Dieser Johann Michael Fischer ist    n i c h t     der Baumeister, sondern der Bildhauer, der 1717 in Veitshöchheim geboren wurde, 1746 in Dillingen die Tochter des Bildhauers Stephan Luidl heiratete und die Werkstatt des bereits 1736 verstorbenen Schwiegervaters weiterführte. Fischer wirkte nicht nur in Dillingen, in mehr als 50 Kirchen Schwabens und darüber hinaus schuf er neben Heiligenstatuen, Altären und  Kanzeln komplette Innenausstattungen von Kirchen. Er war zu seiner Zeit   d e r   Bildhauer zwischen Ulm und Ingolstadt.

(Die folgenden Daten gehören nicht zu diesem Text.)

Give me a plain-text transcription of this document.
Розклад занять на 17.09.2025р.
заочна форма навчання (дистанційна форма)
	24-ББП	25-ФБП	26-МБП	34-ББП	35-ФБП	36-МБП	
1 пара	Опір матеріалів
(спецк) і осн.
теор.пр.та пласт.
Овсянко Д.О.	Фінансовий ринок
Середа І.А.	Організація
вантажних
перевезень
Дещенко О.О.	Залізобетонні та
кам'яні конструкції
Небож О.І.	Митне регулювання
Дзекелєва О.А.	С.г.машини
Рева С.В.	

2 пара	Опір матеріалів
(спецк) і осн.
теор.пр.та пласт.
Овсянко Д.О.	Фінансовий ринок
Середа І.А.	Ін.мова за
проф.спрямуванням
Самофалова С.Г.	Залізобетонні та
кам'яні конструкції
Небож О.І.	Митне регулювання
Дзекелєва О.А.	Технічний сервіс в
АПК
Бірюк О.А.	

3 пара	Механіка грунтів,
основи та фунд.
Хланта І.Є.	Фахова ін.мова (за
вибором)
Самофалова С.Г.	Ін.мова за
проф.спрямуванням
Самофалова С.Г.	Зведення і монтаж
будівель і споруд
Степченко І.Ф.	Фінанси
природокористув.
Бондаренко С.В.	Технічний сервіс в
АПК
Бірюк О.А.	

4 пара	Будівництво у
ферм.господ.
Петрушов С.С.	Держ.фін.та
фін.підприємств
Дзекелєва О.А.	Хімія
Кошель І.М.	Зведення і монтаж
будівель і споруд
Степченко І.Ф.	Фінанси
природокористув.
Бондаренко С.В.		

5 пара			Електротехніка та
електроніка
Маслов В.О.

Daß der von Dillingen aus wirkende Fischer keinesfalls ein Künstler zweiten Ranges war, zeigt die Tatsache, daß er zum Bau der Abteikirche von  Neresheim (das Kloster wurde  1095 von Graf Hartmann I. von Dillingen und seiner Frau Adelheid von Winterthur-Kyburg gegründet) im Jahre 1767 die monumentalen Figuren des Heiligen Ulrich und der Heiligen Afra über dem Hauptportal schuf. Kaum überließe man einem minderwertigen oder zweitrangigen Künstler die Gestaltung des Hauptportals einer Kirche, über die die Nachwelt urteilte, sie sei ein „Meisterwerk der europäischen Barockbaukunst“ und „Die Barockarchitektur nicht nur Deutschlands, sondern Europas hat weniges, was sich mit diesem Raum messen kann.“ Hätte man einen Entwurf Neresheims auf dem 50 DM-Schein der letzten Serie von Banknoten, die vor der Einführung des Euros in Umlauf war, abgebildet, wäre sie nur ein beliebiges Bauwerk?

 

Neresheim ist immer einen Ausflug wert, es ist nicht nur die Abteikirche, die eindrucksvoll ist; da das Wochenende sonnig werden soll, kann ich einen Besuch Neresheims nur empfehlen!